Accurate precipitation data are the basis for hydro-climatological studies. As a highly populated river basin, with the biggest inland fishery in Southeast Asia, freshwater dynamics is extremely important for the Mekong River Basin (MB). This study focuses on evaluating the reliability of existing gridded precipitation datasets both from satellite and reanalysis, with a ground observations-based gridded precipitation dataset as the reference. Two satellite products (Tropical Rainfall Measuring Mission [TRMM] and the Precipitation Estimation from Remote Sensing Information using an Artificial Neural NetworkClimate Data Record [PERSIANN-CDR]), as well as three reanalysis products (Modern-Era Retrospective analysis for Research and Applications [MERRA2], the European Centre for Medium-Range Weather Forecasts interim reanalysis [ERA-Interim], and the Climate Forecast System Reanalysis [CFSR]) were compared with the Asian PrecipitationHighly Resolved Observational Data Integration Towards Evaluation of Water Resources (APHRODITE) over the MB. The APHRODITE was chosen as the reference for the comparison because it was developed based on ground observations and has also been selected as reference data in previous studies. Results show that most of the assessed datasets are able to capture the major climatological characteristics of precipitation in the MB for the 10-year study period (1998-2007).

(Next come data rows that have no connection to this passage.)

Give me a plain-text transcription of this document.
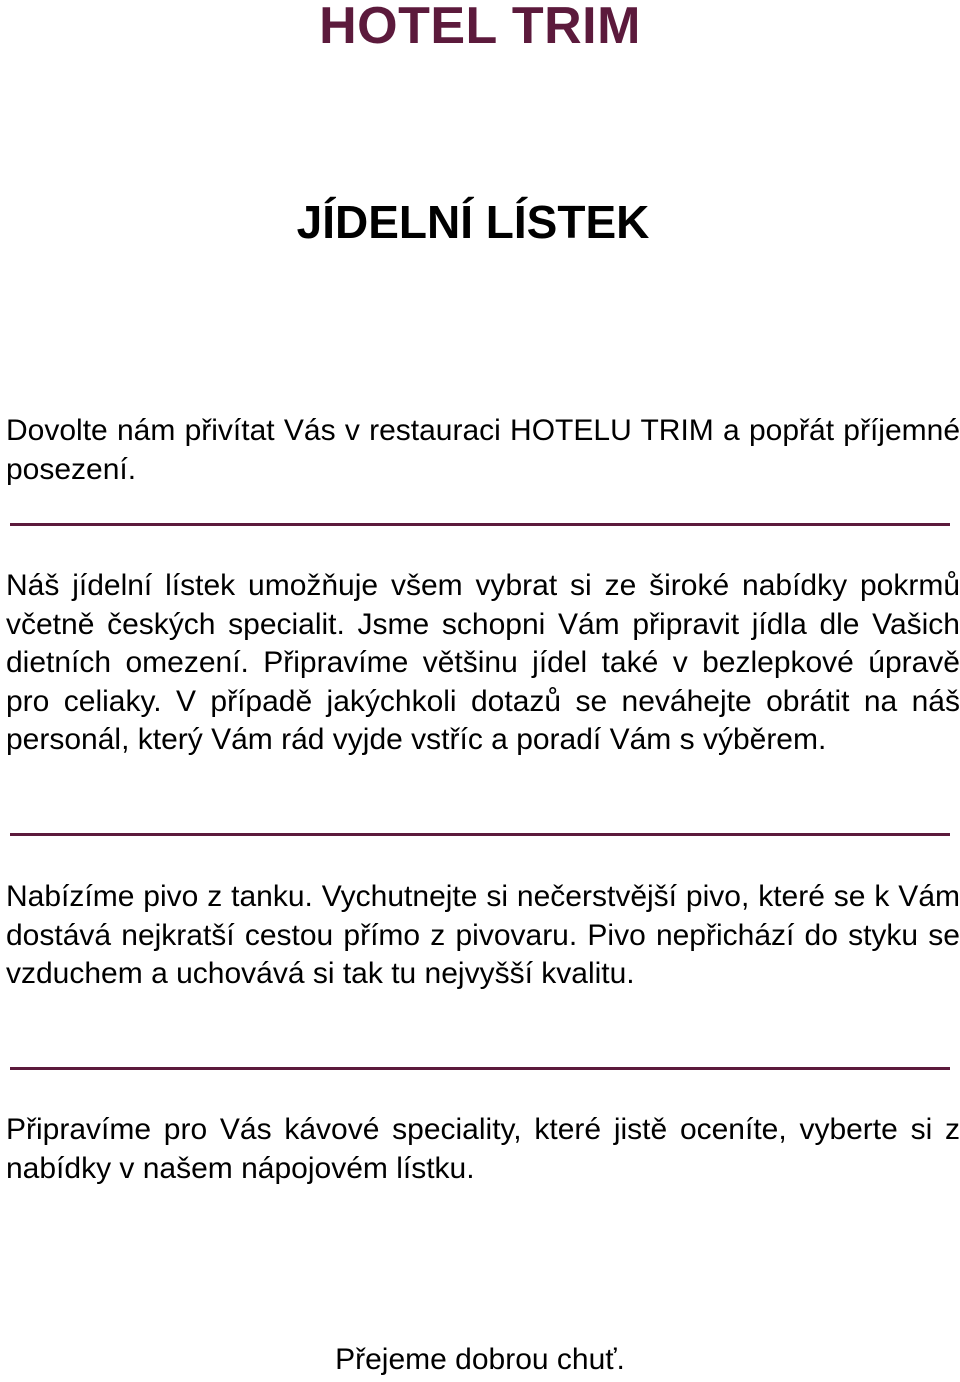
HOTEL TRIM
JÍDELNÍ LÍSTEK

Dovolte nám přivítat Vás v restauraci HOTELU TRIM a popřát příjemné posezení.

Náš jídelní lístek umožňuje všem vybrat si ze široké nabídky pokrmů včetně českých specialit. Jsme schopni Vám připravit jídla dle Vašich dietních omezení. Připravíme většinu jídel také v bezlepkové úpravě pro celiaky. V případě jakýchkoli dotazů se neváhejte obrátit na náš personál, který Vám rád vyjde vstříc a poradí Vám s výběrem.

Nabízíme pivo z tanku. Vychutnejte si nečerstvější pivo, které se k Vám dostává nejkratší cestou přímo z pivovaru. Pivo nepřichází do styku se vzduchem a uchovává si tak tu nejvyšší kvalitu.

Připravíme pro Vás kávové speciality, které jistě oceníte, vyberte si z nabídky v našem nápojovém lístku.

Přejeme dobrou chuť.
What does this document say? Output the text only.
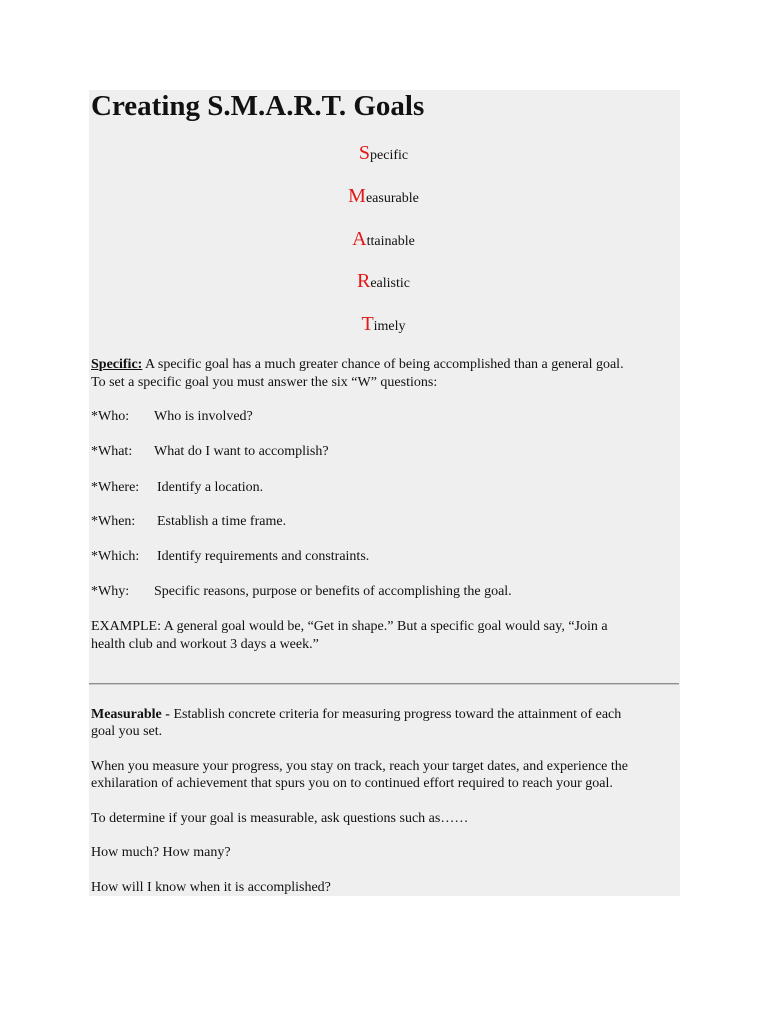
Creating S.M.A.R.T. Goals
Specific
Measurable
Attainable
Realistic
Timely
Specific: A specific goal has a much greater chance of being accomplished than a general goal.
To set a specific goal you must answer the six “W” questions:
*Who: Who is involved?
*What: What do I want to accomplish?
*Where: Identify a location.
*When: Establish a time frame.
*Which: Identify requirements and constraints.
*Why: Specific reasons, purpose or benefits of accomplishing the goal.
EXAMPLE: A general goal would be, “Get in shape.” But a specific goal would say, “Join a
health club and workout 3 days a week.”
Measurable - Establish concrete criteria for measuring progress toward the attainment of each
goal you set.
When you measure your progress, you stay on track, reach your target dates, and experience the
exhilaration of achievement that spurs you on to continued effort required to reach your goal.
To determine if your goal is measurable, ask questions such as……
How much? How many?
How will I know when it is accomplished?
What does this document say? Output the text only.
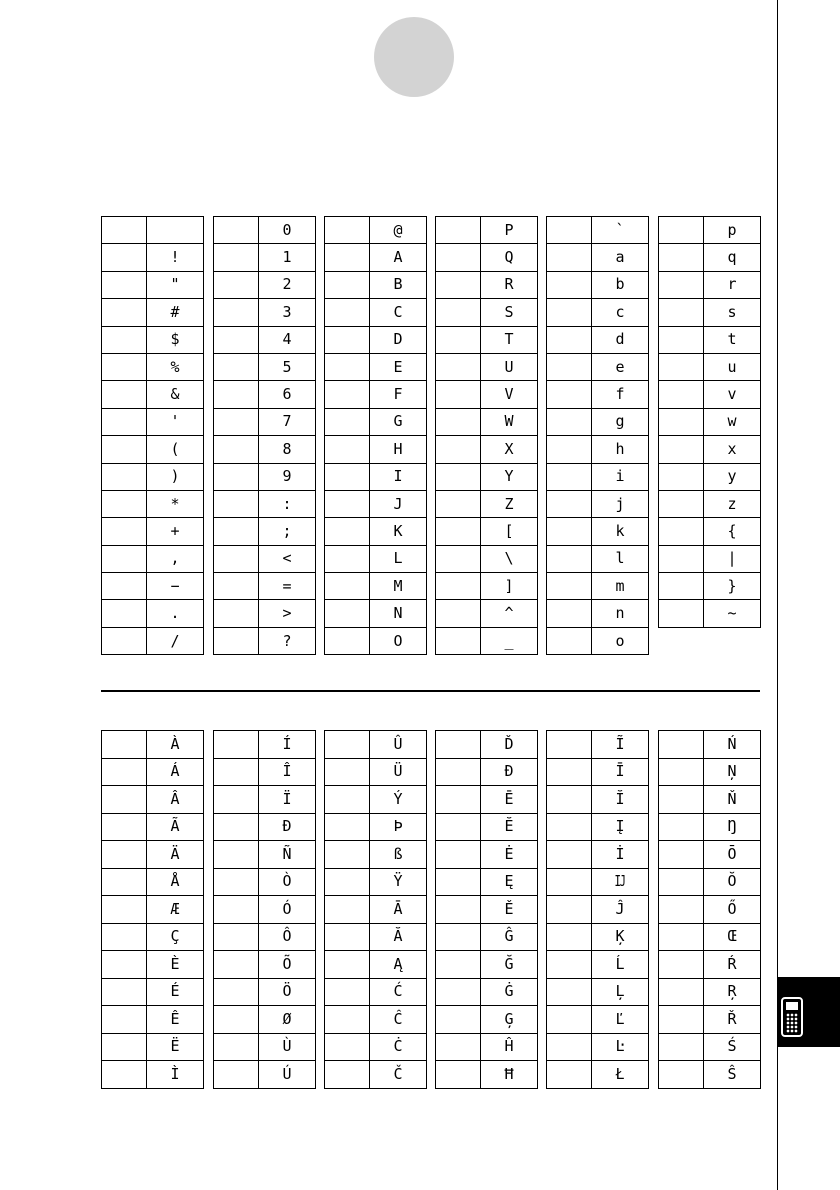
	!
	"
	#
	$
	%
	&
	'
	(
	)
	*
	+
	,
	−
	.
	/
	0
	1
	2
	3
	4
	5
	6
	7
	8
	9
	:
	;
	<
	=
	>
	?
	@
	A
	B
	C
	D
	E
	F
	G
	H
	I
	J
	K
	L
	M
	N
	O
	P
	Q
	R
	S
	T
	U
	V
	W
	X
	Y
	Z
	[
	\
	]
	^
	_
	`
	a
	b
	c
	d
	e
	f
	g
	h
	i
	j
	k
	l
	m
	n
	o
	p
	q
	r
	s
	t
	u
	v
	w
	x
	y
	z
	{
	|
	}
	~
	À
	Á
	Â
	Ã
	Ä
	Å
	Æ
	Ç
	È
	É
	Ê
	Ë
	Ì
	Í
	Î
	Ï
	Ð
	Ñ
	Ò
	Ó
	Ô
	Õ
	Ö
	Ø
	Ù
	Ú
	Û
	Ü
	Ý
	Þ
	ß
	Ÿ
	Ā
	Ă
	Ą
	Ć
	Ĉ
	Ċ
	Č
	Ď
	Đ
	Ē
	Ĕ
	Ė
	Ę
	Ě
	Ĝ
	Ğ
	Ġ
	Ģ
	Ĥ
	Ħ
	Ĩ
	Ī
	Ĭ
	Į
	İ
	Ĳ
	Ĵ
	Ķ
	Ĺ
	Ļ
	Ľ
	Ŀ
	Ł
	Ń
	Ņ
	Ň
	Ŋ
	Ō
	Ŏ
	Ő
	Œ
	Ŕ
	Ŗ
	Ř
	Ś
	Ŝ
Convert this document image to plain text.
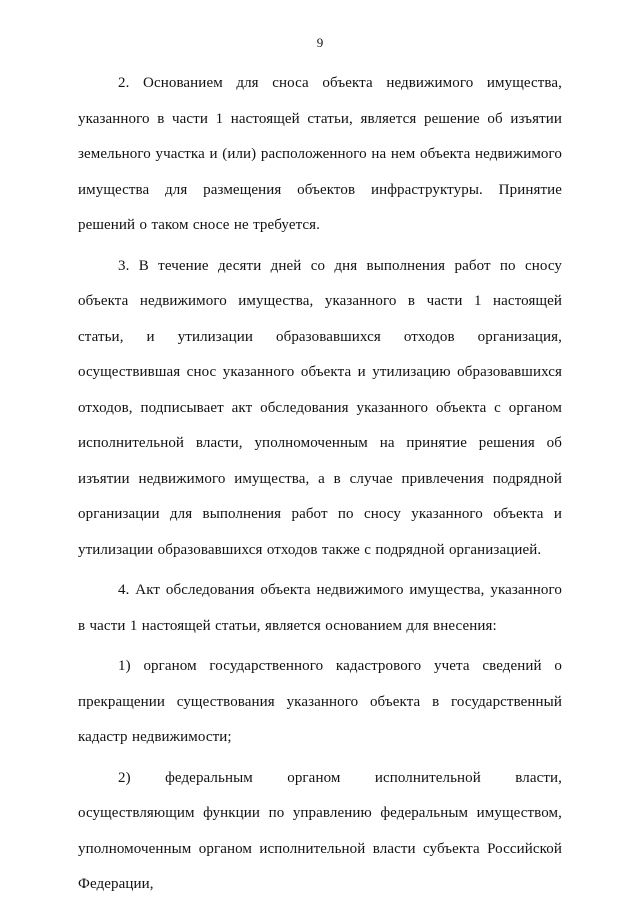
9

2. Основанием для сноса объекта недвижимого имущества, указанного в части 1 настоящей статьи, является решение об изъятии земельного участка и (или) расположенного на нем объекта недвижимого имущества для размещения объектов инфраструктуры. Принятие решений о таком сносе не требуется.

3. В течение десяти дней со дня выполнения работ по сносу объекта недвижимого имущества, указанного в части 1 настоящей статьи, и утилизации образовавшихся отходов организация, осуществившая снос указанного объекта и утилизацию образовавшихся отходов, подписывает акт обследования указанного объекта с органом исполнительной власти, уполномоченным на принятие решения об изъятии недвижимого имущества, а в случае привлечения подрядной организации для выполнения работ по сносу указанного объекта и утилизации образовавшихся отходов также с подрядной организацией.

4. Акт обследования объекта недвижимого имущества, указанного в части 1 настоящей статьи, является основанием для внесения:

1) органом государственного кадастрового учета сведений о прекращении существования указанного объекта в государственный кадастр недвижимости;

2) федеральным органом исполнительной власти, осуществляющим функции по управлению федеральным имуществом, уполномоченным органом исполнительной власти субъекта Российской Федерации,
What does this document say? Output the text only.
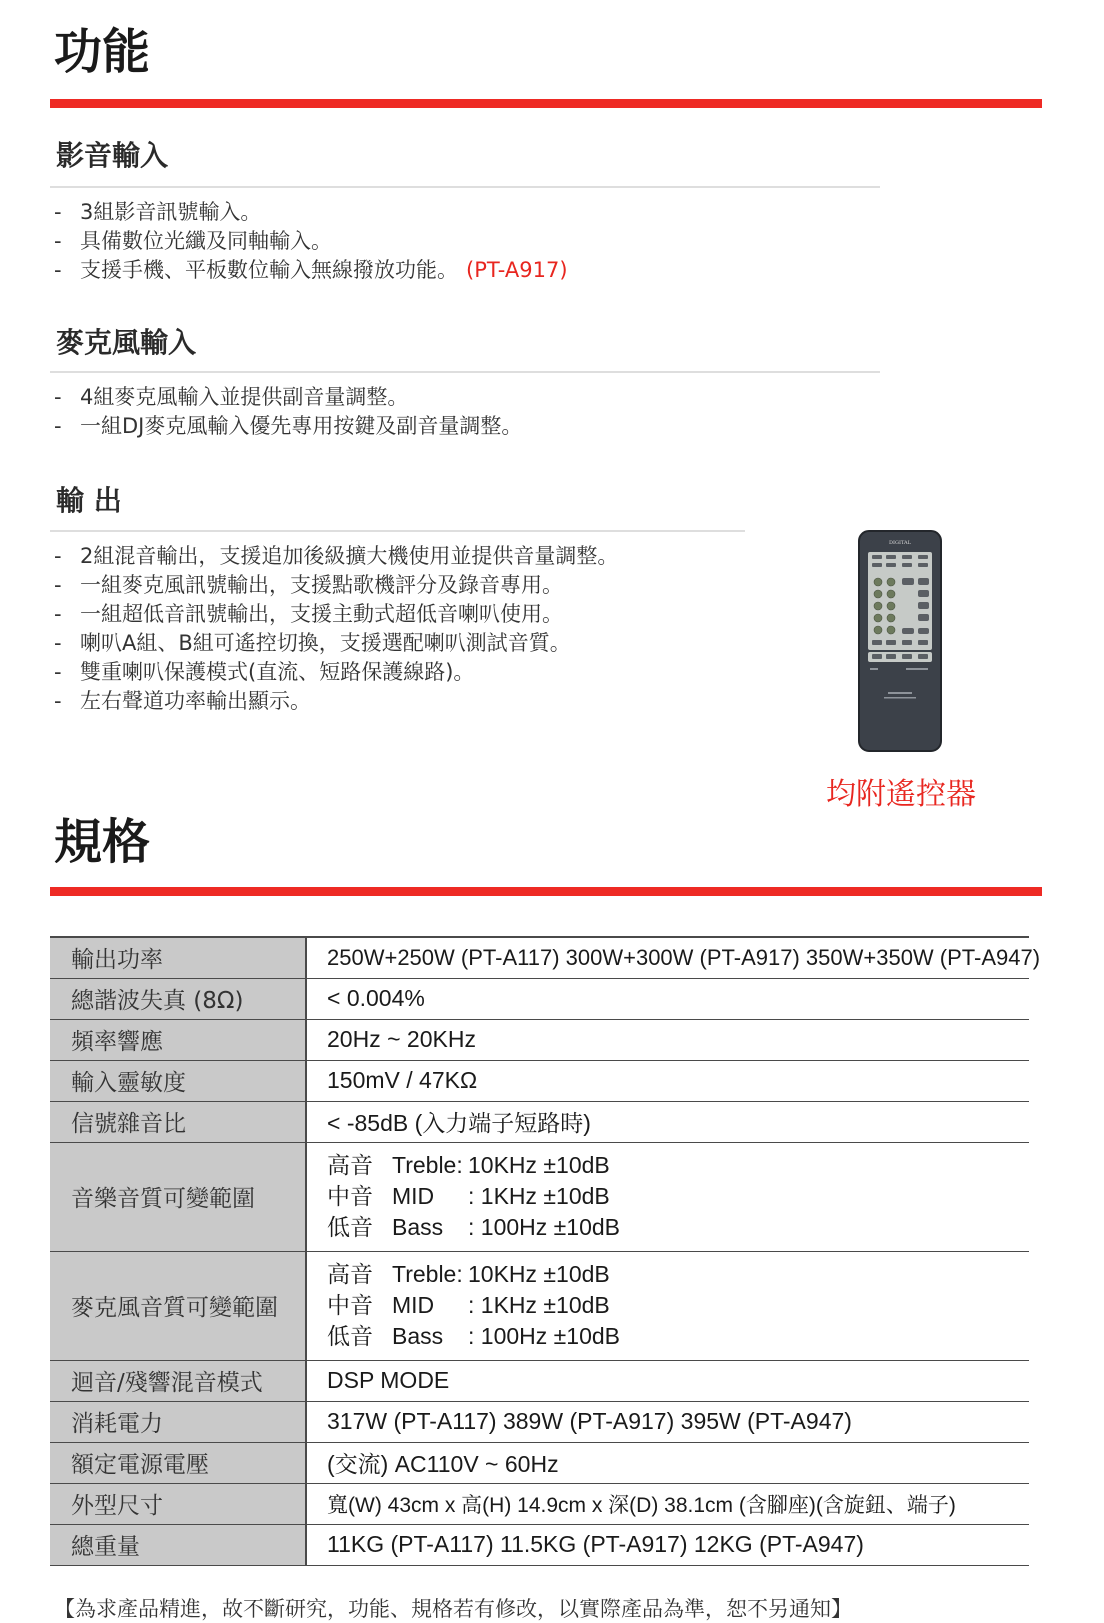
功能
影音輸入
- 3組影音訊號輸入。
- 具備數位光纖及同軸輸入。
- 支援手機、平板數位輸入無線撥放功能。 (PT-A917)
麥克風輸入
- 4組麥克風輸入並提供副音量調整。
- 一組DJ麥克風輸入優先專用按鍵及副音量調整。
輸 出
- 2組混音輸出，支援追加後級擴大機使用並提供音量調整。
- 一組麥克風訊號輸出，支援點歌機評分及錄音專用。
- 一組超低音訊號輸出，支援主動式超低音喇叭使用。
- 喇叭A組、B組可遙控切換，支援選配喇叭測試音質。
- 雙重喇叭保護模式(直流、短路保護線路)。
- 左右聲道功率輸出顯示。
DIGITAL

均附遙控器

規格
輸出功率	250W+250W (PT-A117) 300W+300W (PT-A917) 350W+350W (PT-A947)
總諧波失真 (8Ω)	< 0.004%
頻率響應	20Hz ~ 20KHz
輸入靈敏度	150mV / 47KΩ
信號雜音比	< -85dB (入力端子短路時)
音樂音質可變範圍	高音 Treble: 10KHz ±10dB
中音 MID : 1KHz ±10dB
低音 Bass : 100Hz ±10dB

麥克風音質可變範圍	高音 Treble: 10KHz ±10dB
中音 MID : 1KHz ±10dB
低音 Bass : 100Hz ±10dB

迴音/殘響混音模式	DSP MODE
消耗電力	317W (PT-A117) 389W (PT-A917) 395W (PT-A947)
額定電源電壓	(交流) AC110V ~ 60Hz
外型尺寸	寬(W) 43cm x 高(H) 14.9cm x 深(D) 38.1cm (含腳座)(含旋鈕、端子)
總重量	11KG (PT-A117) 11.5KG (PT-A917) 12KG (PT-A947)

【為求產品精進，故不斷研究，功能、規格若有修改，以實際產品為準，恕不另通知】
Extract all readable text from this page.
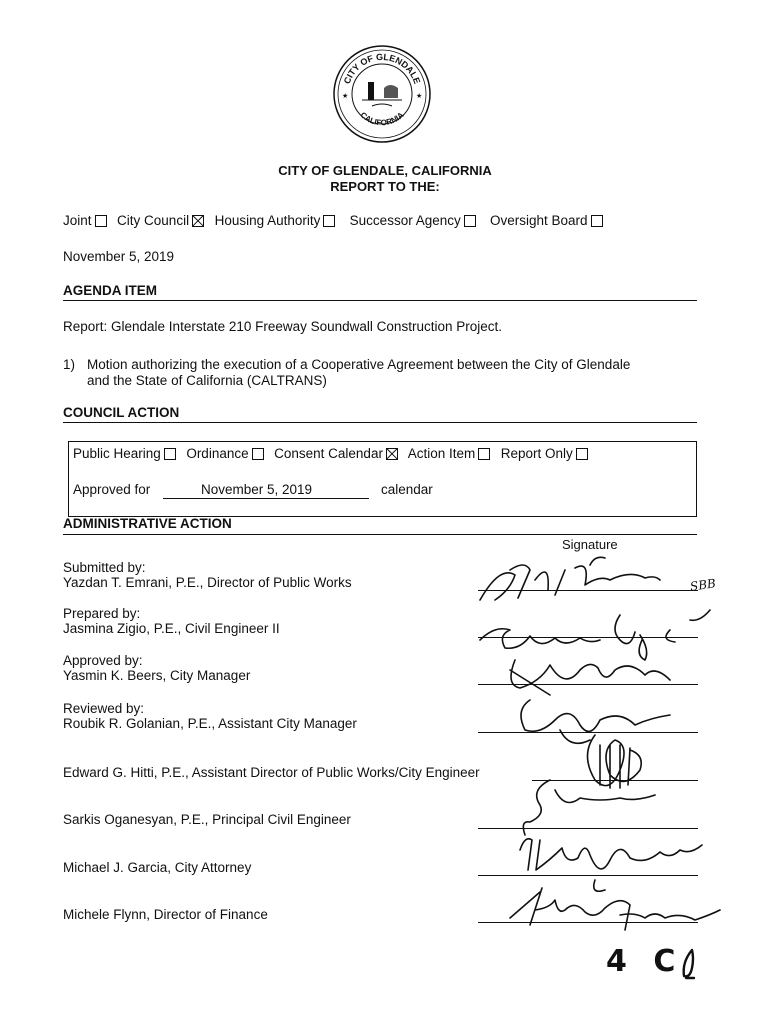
CITY OF GLENDALE
CALIFORNIA
★	★
CITY OF GLENDALE, CALIFORNIA
REPORT TO THE:
Joint City Council Housing Authority Successor Agency Oversight Board
November 5, 2019
AGENDA ITEM
Report: Glendale Interstate 210 Freeway Soundwall Construction Project.
1) Motion authorizing the execution of a Cooperative Agreement between the City of Glendale
and the State of California (CALTRANS)
COUNCIL ACTION
Public Hearing Ordinance Consent Calendar Action Item Report Only
Approved for	November 5, 2019	calendar
ADMINISTRATIVE ACTION
Signature
Submitted by:
Yazdan T. Emrani, P.E., Director of Public Works
Prepared by:
Jasmina Zigio, P.E., Civil Engineer II
Approved by:
Yasmin K. Beers, City Manager
Reviewed by:
Roubik R. Golanian, P.E., Assistant City Manager
Edward G. Hitti, P.E., Assistant Director of Public Works/City Engineer
Sarkis Oganesyan, P.E., Principal Civil Engineer
Michael J. Garcia, City Attorney
Michele Flynn, Director of Finance
SBB
4 C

Generally, both satellite data (TRMM and PERSIANN-CDR) show higher reliability than reanalysis products at both spatial and temporal scales across the MB, with the TRMM outperforming when compared to the PERSIANN-CDR. For the reanalysis products, MERRA2 is more reliable in terms of temporal variability, but with some underestimation of precipitation. The other two reanalysis products CFSR and ERA-Interim are relatively unreliable due to large overestimations. CFSR is better positioned to capture the spatial variability of precipitation, while ERA-Interim shows inconsistent spatial patterns but more realistically resembles the daily precipitation probability. These findings have practical implications for future hydro-climatological studies.